I have to work this morning. I want to come home and find a new forum. That's my goal. I will of course share the link with anyone I know here. I will try like hell to call the bluff of anyone in my real life that tries to get the link. If your profile is blank, you've got to write me a letter or I won't give you my information. I will write about my sex life. I haven't done that for the past six or seven months out of fear it would be read by someone I care about. I only have good things to say. It's still not cool for me to write about those details. I never claimed to be perfect. I know when I do things that would piss people off. Usually, I stop doing it. I am selfish. No one is worth giving up my freedom to write about what I think, feel and do. I hope someone has a suggestion where to go. Don't be surprised if this blog doesn't stay up long. This is just a warning for that half of one percent, that my blog is moving.. It will get better. I can write without fear of retribution.
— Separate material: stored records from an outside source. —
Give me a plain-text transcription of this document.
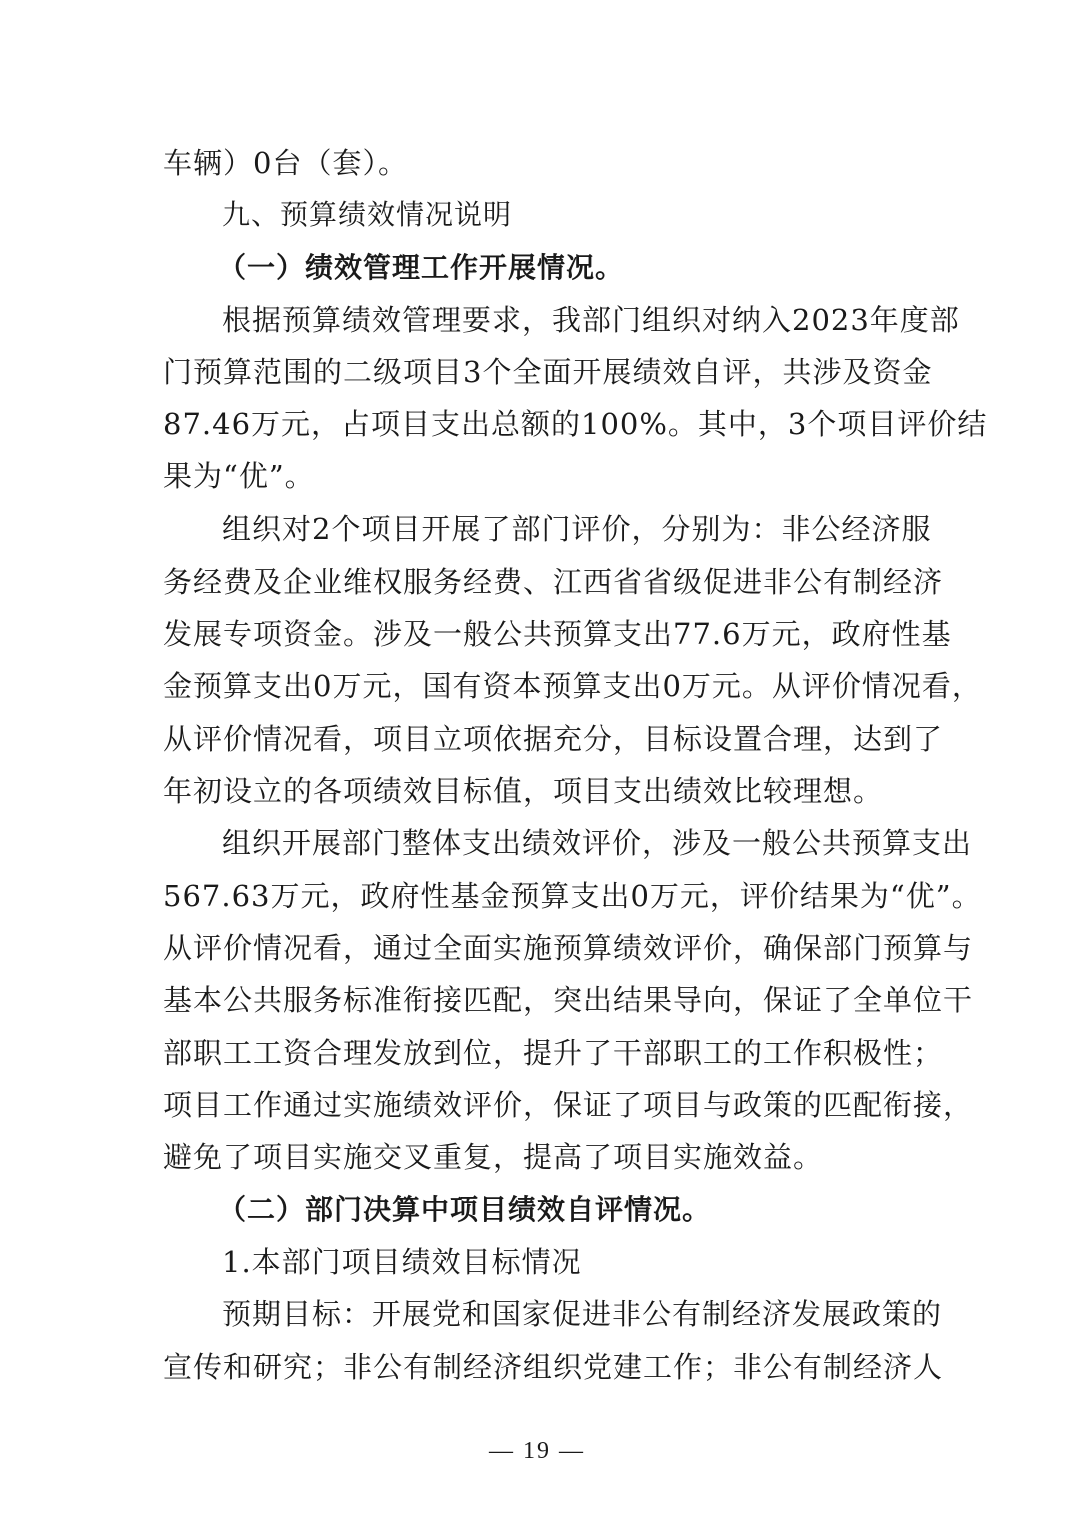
车辆）0台（套）。
九、预算绩效情况说明
（一）绩效管理工作开展情况。
根据预算绩效管理要求，我部门组织对纳入2023年度部
门预算范围的二级项目3个全面开展绩效自评，共涉及资金
87.46万元，占项目支出总额的100%。其中，3个项目评价结
果为“优”。
组织对2个项目开展了部门评价，分别为：非公经济服
务经费及企业维权服务经费、江西省省级促进非公有制经济
发展专项资金。涉及一般公共预算支出77.6万元，政府性基
金预算支出0万元，国有资本预算支出0万元。从评价情况看，
从评价情况看，项目立项依据充分，目标设置合理，达到了
年初设立的各项绩效目标值，项目支出绩效比较理想。
组织开展部门整体支出绩效评价，涉及一般公共预算支出
567.63万元，政府性基金预算支出0万元，评价结果为“优”。
从评价情况看，通过全面实施预算绩效评价，确保部门预算与
基本公共服务标准衔接匹配，突出结果导向，保证了全单位干
部职工工资合理发放到位，提升了干部职工的工作积极性；
项目工作通过实施绩效评价，保证了项目与政策的匹配衔接，
避免了项目实施交叉重复，提高了项目实施效益。
（二）部门决算中项目绩效自评情况。
1.本部门项目绩效目标情况
预期目标：开展党和国家促进非公有制经济发展政策的
宣传和研究；非公有制经济组织党建工作；非公有制经济人
— 19 —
I will get back to chatting very soon. I know my friend request box has been full. I needed a break. That doesn't mean I've lost interest in meeting new people. That's one of the best things about this site. The very best thing is keeping in touch with that half of one percent of friends, that know me very well. Thanks for being patient with me. I will be back to normal soon. I will post pics soon. I will do videos. I just have to find some place to write.
7 年 前
another person already mentioned it a couple hours ago. check it out and please keep us informed of wherever you decide to blog at. Love reading your blogs!
You can also try wordpress, free version.
Also, where can I find a woman like you who will clean my shit when I fuck up?
You seem pretty fantastic to me.
As far as blog space for you, I don't have any suggestions on a forum where you can be anonymous to all. Maybe taking on a pen name and not posting photos would help. Hope tthe best for you moving forward with this , your relationship, and most of all your recovery from the storm! The storm has impacted peoples sense of normalcy, which impacts ever aspect of their life! Prayers are with you, and progress is ahead! Thanks for letting me give my 2 cents.
keep us updated on what you decide and where you go.